The better discriminatory power of early static PET images constitutes an interesting finding, as the current EANM/SNMMI Guideline for 18F-FDG Use in Inflammation and Infection recommends an uptake interval of ≥ 60 min [35]. Prior studies on tumor patients have shown early 18F-FDG uptake to be correlated with perfusion [36]. It might therefore also be reflective of the bigger size of the EOM in this group, which would lead to a higher volume of activity distribution. Still, the inferior and medial rectus diameter showed a moderate correlation with TLG (R2 = 0.38/0.55) indicating that there are more influential factors present. While the muscle size reflects mainly the edema caused by inflammation, FDG uptake reflects the increased metabolic activity due to inflammatory responses. Therefore, 18F-FDG-PET might be especially beneficial for early detection of increased inflammation before edema and later fibrosis leads to an increased muscle size as well as treatment monitoring since muscle fibrosis does not resolve as fast as activity. Thus, 18F-FDG-PET/MRI might provide the imaging correlate of the inflammatory component in GO and thus overcome current limitations of MRI.
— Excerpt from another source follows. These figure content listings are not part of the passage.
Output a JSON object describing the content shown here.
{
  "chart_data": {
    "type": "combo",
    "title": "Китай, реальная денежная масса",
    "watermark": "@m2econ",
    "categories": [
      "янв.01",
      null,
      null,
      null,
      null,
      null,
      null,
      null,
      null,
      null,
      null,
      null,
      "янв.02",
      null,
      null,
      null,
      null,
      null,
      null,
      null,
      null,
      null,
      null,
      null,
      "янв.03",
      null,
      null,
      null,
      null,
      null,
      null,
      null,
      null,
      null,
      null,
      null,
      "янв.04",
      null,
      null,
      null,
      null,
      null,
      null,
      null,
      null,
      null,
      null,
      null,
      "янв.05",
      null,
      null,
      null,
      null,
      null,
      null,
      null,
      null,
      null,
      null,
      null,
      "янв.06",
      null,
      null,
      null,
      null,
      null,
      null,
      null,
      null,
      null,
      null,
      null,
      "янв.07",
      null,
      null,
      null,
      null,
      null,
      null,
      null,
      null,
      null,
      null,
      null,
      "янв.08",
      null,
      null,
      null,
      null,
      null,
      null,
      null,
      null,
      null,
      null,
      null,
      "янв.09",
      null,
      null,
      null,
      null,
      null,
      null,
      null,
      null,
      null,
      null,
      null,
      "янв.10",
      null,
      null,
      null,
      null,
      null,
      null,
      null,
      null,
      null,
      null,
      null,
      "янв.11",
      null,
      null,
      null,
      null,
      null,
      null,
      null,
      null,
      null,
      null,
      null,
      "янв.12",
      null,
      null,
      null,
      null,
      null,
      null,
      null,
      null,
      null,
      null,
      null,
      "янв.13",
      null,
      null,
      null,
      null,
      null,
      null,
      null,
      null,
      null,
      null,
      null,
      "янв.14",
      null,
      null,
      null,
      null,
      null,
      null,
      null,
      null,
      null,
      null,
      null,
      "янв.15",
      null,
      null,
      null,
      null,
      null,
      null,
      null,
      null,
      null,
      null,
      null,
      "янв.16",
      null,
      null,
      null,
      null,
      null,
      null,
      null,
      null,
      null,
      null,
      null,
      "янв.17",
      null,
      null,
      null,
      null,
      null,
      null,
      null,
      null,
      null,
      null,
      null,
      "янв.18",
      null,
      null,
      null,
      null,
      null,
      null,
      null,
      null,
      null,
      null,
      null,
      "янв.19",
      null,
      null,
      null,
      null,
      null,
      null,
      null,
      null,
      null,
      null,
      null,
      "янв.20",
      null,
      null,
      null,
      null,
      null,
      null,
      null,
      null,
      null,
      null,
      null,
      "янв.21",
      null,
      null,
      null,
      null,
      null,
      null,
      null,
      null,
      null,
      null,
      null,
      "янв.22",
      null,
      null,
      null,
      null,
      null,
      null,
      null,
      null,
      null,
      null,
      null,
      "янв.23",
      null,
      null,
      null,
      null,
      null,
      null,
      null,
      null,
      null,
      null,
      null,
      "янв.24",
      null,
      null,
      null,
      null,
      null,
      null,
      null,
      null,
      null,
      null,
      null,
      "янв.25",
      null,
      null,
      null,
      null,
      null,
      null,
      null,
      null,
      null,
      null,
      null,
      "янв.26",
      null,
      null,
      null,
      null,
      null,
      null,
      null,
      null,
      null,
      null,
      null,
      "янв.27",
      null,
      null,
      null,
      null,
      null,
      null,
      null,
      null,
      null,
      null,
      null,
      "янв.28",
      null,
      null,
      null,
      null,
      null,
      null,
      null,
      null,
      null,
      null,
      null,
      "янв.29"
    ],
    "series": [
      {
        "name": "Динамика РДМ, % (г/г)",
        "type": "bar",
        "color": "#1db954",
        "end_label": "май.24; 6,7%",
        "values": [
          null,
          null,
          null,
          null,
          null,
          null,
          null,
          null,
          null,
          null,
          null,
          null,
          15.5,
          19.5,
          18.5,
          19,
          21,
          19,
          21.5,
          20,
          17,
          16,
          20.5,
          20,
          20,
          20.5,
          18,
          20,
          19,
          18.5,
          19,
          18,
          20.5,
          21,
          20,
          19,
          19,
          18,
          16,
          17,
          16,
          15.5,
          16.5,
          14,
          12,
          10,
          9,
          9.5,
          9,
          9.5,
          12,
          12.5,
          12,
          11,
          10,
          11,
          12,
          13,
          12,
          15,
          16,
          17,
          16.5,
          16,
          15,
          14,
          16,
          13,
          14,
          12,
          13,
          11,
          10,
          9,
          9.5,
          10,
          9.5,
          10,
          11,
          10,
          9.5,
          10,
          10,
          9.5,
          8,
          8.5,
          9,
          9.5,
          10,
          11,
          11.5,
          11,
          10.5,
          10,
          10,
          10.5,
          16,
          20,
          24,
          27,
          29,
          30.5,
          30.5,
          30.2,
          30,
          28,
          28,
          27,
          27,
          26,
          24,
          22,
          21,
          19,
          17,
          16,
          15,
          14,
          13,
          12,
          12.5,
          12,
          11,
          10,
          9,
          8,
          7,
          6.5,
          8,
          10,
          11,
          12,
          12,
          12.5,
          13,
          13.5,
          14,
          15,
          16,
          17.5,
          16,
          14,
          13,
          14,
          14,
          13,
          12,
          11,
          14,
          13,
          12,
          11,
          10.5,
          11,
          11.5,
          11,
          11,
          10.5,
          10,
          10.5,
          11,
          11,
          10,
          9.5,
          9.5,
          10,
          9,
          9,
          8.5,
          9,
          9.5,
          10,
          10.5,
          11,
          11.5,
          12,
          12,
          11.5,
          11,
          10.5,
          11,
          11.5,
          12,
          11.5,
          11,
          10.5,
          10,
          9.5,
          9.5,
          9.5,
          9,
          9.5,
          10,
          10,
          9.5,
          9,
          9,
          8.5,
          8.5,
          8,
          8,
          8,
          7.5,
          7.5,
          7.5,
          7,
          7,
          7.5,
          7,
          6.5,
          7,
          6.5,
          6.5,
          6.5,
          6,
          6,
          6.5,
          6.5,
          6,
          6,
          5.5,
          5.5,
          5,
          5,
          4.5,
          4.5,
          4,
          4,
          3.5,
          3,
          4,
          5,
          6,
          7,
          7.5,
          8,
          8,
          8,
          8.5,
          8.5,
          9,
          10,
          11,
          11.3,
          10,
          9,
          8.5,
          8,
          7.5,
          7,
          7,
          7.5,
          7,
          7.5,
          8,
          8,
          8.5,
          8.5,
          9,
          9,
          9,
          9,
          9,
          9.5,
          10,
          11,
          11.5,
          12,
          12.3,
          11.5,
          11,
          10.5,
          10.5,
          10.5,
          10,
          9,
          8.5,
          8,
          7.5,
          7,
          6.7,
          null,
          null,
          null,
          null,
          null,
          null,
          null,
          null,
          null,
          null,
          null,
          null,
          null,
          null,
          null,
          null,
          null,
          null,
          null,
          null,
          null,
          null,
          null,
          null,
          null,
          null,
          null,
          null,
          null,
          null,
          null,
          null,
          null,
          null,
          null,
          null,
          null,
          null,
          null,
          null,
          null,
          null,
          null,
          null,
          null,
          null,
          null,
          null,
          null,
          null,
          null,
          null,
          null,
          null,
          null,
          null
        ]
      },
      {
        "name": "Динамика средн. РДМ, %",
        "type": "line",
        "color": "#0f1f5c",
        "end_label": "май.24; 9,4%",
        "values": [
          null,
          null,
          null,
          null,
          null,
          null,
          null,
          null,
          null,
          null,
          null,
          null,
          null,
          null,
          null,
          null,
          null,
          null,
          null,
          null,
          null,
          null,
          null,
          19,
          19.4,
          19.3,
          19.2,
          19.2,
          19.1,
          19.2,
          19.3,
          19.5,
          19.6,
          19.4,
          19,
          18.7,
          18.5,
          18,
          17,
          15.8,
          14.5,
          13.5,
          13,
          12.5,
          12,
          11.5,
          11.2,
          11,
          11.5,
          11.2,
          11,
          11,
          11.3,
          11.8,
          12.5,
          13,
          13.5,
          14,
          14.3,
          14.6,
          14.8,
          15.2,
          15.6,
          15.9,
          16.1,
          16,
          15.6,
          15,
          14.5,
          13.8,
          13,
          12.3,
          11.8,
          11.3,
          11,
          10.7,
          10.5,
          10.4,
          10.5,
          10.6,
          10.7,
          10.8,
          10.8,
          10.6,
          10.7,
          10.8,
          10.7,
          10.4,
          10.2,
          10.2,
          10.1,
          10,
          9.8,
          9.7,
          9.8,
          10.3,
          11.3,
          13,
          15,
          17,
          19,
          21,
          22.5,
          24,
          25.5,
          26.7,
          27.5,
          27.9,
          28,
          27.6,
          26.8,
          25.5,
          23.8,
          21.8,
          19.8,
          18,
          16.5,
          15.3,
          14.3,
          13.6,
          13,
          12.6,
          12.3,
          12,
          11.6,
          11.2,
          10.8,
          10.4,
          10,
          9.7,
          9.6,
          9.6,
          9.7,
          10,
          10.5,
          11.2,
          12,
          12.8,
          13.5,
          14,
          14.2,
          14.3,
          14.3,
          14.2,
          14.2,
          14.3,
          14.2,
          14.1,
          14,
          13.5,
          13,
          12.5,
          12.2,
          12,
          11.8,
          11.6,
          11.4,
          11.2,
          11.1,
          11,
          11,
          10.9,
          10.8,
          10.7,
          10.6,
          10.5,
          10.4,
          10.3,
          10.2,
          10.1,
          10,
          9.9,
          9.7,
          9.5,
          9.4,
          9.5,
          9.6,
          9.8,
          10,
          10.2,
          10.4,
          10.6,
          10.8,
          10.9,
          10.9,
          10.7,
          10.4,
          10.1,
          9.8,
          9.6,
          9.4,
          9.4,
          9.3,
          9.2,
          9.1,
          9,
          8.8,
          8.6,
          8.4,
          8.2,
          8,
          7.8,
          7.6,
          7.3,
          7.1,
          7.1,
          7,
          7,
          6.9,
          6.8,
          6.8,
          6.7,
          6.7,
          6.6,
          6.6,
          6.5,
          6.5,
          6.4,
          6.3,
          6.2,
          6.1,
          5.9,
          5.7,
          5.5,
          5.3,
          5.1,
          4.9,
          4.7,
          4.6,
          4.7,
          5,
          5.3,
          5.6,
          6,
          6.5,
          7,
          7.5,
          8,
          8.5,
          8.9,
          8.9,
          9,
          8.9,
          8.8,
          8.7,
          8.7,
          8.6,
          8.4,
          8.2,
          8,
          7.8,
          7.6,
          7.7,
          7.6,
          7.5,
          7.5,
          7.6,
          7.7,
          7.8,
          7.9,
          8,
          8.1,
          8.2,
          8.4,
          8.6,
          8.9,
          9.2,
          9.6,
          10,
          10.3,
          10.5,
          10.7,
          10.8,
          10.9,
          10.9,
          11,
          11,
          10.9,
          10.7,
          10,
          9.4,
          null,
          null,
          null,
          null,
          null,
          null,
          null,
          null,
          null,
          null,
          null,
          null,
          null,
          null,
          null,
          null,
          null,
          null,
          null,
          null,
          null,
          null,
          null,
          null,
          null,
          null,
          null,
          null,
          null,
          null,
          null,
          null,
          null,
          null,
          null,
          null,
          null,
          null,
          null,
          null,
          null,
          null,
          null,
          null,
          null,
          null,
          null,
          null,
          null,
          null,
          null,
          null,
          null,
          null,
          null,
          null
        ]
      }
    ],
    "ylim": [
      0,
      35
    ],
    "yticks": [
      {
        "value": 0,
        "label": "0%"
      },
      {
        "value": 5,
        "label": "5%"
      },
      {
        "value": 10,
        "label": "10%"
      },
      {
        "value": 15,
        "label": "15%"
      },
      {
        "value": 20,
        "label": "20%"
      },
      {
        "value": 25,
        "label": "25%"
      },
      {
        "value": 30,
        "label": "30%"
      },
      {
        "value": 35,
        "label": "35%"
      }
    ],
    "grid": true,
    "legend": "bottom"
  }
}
In the detailed muscle analysis, we observed a lack of correlation between PET parameters on the one hand and EOM motility on the other hand. As the main factor for limited EOM motility in GO is fibrosis and not inflammation, this finding is not unexpected.

Limitations

One limitation of our study is that due to the retrospective nature of this study, only 3 patients with mild GO were examined, which is a possible explanation for the lack of statistically significant differences in PET parameters when comparing patients with mild vs. moderate GO. Furthermore, we cannot preclude that the PET measurements were confounded by eye movements, although we followed a strict protocol in a dark room with adaption period and examined only suitable patients. Still, the consistency of the measurements indicates that mainly inflammation and not muscle activity was measured. Further studies on larger collectives in a prospective manner should be performed to verify the results from this pioneer study. These studies should also include patients with clinically inactive GO to assess the use of PET-MRI in this stage of the disease.

Future trials might also elucidate the potential of PET imaging using fibroblast activation protein inhibitors (FAPI) in patients with GO: Since fibrosis plays a pivotal role in the pathogenesis of GO, the portrayal of fibroblast activation might allow for an accurate assessment of disease activity without being susceptible to eye movement as FDG.

Conclusion

18F-FDG-PET/MRI might be a useful method to precisely assess the inflammation of different tissues in GO. Due to the complex nature and rare availability, it is currently not recommendable for clinical routine. In special cases, it might be beneficial to accurately assess and monitor the inflammation which might be challenging with current methods. However, further studies with larger collectives and follow-up data are needed.